Meski harus berjalan kaki di bawah terik pukul 1 siang itu, beruntung kami hanya butuh waktu beberapa menit untuk sampai di TPS 9, lokasi nyoblos kami pagi sebelumnya. Tak seperti pileg April lalu yang jaraknya lumayan jauh dari rumah. Rasa penasaran mengantarkanku dan papa berniat nongkrongin perhitungan suara pilpres di TPS kami. Awalnya aku sempat kuatir kehadiran kami tidak akan disukai. Mengingat isu money politic dari salah satu capres sempat santer merebak selama masa kampanye, tidak menutup kemungkinan itu terjadi pula pada lingkaran terdekat penyelenggara. Apalagi kenyataan bahwa kami adalah minoritas yang kerap 'disingkirkan' dari arena politik meski hanya ingin jadi penonton. Lokasi TPS yang begitu hening membuat kedatangan kami menarik perhatian semua petugas KPPS. Tidak terlihat warga sama sekali di sana. Hanya para petugas yang seketika memandang ke arah kami dengan mimik surprised. Selama sepersekian detik itu adalah awkward moment. Entah kenapa lagu "Pelangi di Matamu" mengalun di kepalaku sebagai soundtrack. Dengan konyol mulai bertanya-tanya, "ngapain ini kaki gua ikut-ikutan diem juga.?" Tanpa sadar aku tersenyum gaya bit*h please. Ini pertama kalinya aku peduli pada hasil pemilu.

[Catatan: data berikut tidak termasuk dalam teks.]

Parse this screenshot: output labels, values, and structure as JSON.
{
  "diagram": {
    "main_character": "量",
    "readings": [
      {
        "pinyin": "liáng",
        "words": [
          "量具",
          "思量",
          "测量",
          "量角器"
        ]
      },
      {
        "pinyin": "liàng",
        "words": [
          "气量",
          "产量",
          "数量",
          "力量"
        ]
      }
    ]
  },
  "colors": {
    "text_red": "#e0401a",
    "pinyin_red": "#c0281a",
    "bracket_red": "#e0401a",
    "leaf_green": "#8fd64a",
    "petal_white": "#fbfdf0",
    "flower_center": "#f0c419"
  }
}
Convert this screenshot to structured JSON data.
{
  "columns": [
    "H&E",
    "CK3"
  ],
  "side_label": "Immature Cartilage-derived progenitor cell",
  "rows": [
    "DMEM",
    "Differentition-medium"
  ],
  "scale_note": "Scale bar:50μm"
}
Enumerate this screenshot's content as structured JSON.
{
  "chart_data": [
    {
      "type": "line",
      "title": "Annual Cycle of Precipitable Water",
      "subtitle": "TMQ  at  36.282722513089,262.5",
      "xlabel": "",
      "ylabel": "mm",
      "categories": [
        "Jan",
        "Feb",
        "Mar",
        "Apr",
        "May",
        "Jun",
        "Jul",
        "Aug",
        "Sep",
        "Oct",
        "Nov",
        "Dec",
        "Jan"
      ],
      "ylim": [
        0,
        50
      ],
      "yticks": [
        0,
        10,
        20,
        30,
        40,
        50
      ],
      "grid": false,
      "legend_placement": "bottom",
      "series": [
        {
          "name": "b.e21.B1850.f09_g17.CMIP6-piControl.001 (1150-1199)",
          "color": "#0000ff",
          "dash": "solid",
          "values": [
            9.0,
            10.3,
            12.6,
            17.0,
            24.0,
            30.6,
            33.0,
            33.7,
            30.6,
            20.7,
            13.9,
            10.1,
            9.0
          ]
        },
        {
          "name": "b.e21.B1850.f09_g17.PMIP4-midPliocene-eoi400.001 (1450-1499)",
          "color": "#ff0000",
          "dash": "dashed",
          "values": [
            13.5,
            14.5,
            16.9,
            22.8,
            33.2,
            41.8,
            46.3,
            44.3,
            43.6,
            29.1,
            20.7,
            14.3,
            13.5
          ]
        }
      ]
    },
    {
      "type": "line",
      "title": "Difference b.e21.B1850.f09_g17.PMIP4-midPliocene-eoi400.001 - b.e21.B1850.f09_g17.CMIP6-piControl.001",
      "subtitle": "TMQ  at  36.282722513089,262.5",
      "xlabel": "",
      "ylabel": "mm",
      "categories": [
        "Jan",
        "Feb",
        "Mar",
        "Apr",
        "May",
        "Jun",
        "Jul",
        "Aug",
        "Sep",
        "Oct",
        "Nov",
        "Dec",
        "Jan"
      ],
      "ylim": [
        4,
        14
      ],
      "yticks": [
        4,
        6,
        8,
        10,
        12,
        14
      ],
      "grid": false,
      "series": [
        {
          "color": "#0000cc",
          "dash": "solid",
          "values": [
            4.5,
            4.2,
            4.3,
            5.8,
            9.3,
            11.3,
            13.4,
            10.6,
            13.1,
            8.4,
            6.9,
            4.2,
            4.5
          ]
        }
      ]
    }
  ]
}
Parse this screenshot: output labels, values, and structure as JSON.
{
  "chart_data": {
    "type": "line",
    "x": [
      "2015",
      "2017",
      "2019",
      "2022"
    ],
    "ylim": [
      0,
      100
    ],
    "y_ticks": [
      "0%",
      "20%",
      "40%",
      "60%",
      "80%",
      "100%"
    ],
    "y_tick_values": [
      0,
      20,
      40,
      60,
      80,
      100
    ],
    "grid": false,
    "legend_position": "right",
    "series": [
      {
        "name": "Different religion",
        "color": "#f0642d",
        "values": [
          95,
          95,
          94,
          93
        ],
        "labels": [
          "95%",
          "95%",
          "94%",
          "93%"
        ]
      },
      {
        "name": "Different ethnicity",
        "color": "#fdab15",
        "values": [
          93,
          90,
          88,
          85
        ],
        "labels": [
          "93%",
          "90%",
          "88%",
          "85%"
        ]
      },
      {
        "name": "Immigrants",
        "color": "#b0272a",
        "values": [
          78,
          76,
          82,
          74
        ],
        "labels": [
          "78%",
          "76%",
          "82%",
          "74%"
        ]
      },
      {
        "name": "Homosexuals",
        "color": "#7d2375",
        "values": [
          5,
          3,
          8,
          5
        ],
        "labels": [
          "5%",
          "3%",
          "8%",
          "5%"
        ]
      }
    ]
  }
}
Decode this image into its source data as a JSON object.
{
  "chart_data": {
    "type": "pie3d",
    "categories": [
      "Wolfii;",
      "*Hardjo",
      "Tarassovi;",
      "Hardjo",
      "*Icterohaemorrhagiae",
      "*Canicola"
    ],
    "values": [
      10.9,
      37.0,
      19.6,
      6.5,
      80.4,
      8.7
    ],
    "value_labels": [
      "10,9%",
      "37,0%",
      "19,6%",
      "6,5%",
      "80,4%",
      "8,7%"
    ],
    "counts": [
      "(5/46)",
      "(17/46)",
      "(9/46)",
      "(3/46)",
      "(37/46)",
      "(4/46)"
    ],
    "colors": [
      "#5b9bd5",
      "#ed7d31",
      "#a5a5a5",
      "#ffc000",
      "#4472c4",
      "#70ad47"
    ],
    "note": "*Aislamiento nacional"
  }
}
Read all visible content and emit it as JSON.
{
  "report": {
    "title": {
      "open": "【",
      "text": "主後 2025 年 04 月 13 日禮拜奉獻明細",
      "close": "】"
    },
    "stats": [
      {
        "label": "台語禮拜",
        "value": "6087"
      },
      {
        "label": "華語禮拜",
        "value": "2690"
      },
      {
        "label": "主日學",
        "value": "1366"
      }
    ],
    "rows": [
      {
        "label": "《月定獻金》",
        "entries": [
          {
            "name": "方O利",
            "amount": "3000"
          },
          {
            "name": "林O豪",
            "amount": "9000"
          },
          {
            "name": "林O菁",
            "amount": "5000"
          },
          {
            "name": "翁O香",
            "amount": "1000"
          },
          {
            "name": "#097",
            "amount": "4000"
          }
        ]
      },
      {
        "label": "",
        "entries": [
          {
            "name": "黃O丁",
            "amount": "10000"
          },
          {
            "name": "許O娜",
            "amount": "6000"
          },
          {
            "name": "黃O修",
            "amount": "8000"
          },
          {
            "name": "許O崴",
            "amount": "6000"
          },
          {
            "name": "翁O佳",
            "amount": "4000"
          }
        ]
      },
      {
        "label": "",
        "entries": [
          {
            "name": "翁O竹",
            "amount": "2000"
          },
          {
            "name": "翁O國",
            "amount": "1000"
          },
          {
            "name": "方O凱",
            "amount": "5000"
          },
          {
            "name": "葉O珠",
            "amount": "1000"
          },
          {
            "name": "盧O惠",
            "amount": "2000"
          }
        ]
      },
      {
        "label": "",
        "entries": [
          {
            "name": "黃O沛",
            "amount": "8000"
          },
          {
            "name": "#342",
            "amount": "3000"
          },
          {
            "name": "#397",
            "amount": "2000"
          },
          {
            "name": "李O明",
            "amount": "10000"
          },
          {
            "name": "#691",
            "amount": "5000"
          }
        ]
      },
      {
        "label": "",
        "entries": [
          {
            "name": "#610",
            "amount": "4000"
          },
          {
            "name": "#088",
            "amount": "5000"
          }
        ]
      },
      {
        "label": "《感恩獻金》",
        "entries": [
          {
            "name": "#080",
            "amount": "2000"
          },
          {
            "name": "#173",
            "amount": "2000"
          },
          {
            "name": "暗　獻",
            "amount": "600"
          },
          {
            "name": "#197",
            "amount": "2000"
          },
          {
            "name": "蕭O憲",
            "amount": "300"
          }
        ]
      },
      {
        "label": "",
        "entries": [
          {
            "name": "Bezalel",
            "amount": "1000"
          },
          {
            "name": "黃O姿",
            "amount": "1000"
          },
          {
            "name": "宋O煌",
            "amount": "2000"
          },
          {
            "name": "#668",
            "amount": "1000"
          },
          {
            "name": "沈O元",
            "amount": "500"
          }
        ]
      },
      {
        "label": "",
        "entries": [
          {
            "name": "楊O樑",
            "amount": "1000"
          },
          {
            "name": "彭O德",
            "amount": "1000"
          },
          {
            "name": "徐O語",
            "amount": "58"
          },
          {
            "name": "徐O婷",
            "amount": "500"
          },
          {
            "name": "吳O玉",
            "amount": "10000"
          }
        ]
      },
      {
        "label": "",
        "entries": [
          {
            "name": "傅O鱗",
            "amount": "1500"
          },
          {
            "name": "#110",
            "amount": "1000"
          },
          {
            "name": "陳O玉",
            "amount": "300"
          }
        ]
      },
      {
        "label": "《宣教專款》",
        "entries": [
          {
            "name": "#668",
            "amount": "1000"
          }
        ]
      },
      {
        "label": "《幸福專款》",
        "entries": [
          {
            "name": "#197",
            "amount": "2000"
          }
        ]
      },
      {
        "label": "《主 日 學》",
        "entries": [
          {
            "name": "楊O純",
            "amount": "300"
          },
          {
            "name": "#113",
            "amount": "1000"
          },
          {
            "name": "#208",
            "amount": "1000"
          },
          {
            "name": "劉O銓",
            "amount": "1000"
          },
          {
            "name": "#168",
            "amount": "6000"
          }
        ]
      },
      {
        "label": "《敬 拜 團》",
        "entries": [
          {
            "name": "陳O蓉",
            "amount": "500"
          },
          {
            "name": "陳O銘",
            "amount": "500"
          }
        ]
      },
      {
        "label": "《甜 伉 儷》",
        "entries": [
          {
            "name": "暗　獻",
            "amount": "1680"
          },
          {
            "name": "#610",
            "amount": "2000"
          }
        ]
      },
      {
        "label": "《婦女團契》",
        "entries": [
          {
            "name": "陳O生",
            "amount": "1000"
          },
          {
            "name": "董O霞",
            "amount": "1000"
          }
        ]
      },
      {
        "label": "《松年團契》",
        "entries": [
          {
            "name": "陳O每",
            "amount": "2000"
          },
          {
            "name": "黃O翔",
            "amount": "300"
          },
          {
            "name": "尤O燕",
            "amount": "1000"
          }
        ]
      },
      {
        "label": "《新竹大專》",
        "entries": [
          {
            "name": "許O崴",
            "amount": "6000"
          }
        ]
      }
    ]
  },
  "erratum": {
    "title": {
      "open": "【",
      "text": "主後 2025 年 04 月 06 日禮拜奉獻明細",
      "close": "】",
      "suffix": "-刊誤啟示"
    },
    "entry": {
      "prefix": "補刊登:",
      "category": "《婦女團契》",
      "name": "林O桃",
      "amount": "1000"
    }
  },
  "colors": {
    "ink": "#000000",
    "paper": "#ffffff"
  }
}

"Sini.. sini.. mau lihat hitung suara, ya?" celetuk salah satu petugas. Suasana seketika cair. Kudengar papa beramah-ramah meminta ijin menonton proses perhitungan suara yang memang baru akan dimulai. Petugas kembali sibuk dengan tugasnya mengatur format meja bangku serta alat-alat tulis ketika kami ambil posisi duduk manis di area TPS. Aku pun sempat bergurau dengan salah seorang petugas yang ternyata teman semasa SD (jiahh, reuni). Seorang petugas membuka gembok kotak suara di bawah tatapan kami. Menuangkan semua isinya di atas meja sebelum memamerkan bagian dalam kotak, meyakinkan hadirin seluruh isi kotak itu tak ada lagi yang bersisa di sana. Beberapa orang mengumpulkan kertas suara yang berserakan di meja, lalu membaginya dalam tumpukan berisi masing-masing 50 lembar surat suara.
Perhitungan suara segera dimulai. Satu orang membuka lembaran-lembaran kertas suara dengan mimik tegang. Sekitar 1 meter di depannya, berdiri seorang yang bertugas melihat dan menyebutkan kertas bagian gambar capres mana yang dicoblos. Di hadapan mereka, 5 orang saksi termasuk dari masing-masing perwakilan capres mengamati dengan mimik sama tegangnya. Tiba-tiba, interupsi. Seorang yang duduk di meja saksi di hadapan mereka menyeletuk,
"Pake mic, dong. Biar kedengeran jelas."
"Enggak usah, lah. Udah, cepet mulai aja." sahut yang lain
"Pake, dong. Capek-capek saya pinjem sound system ke blok D." hehehe. aku meringis.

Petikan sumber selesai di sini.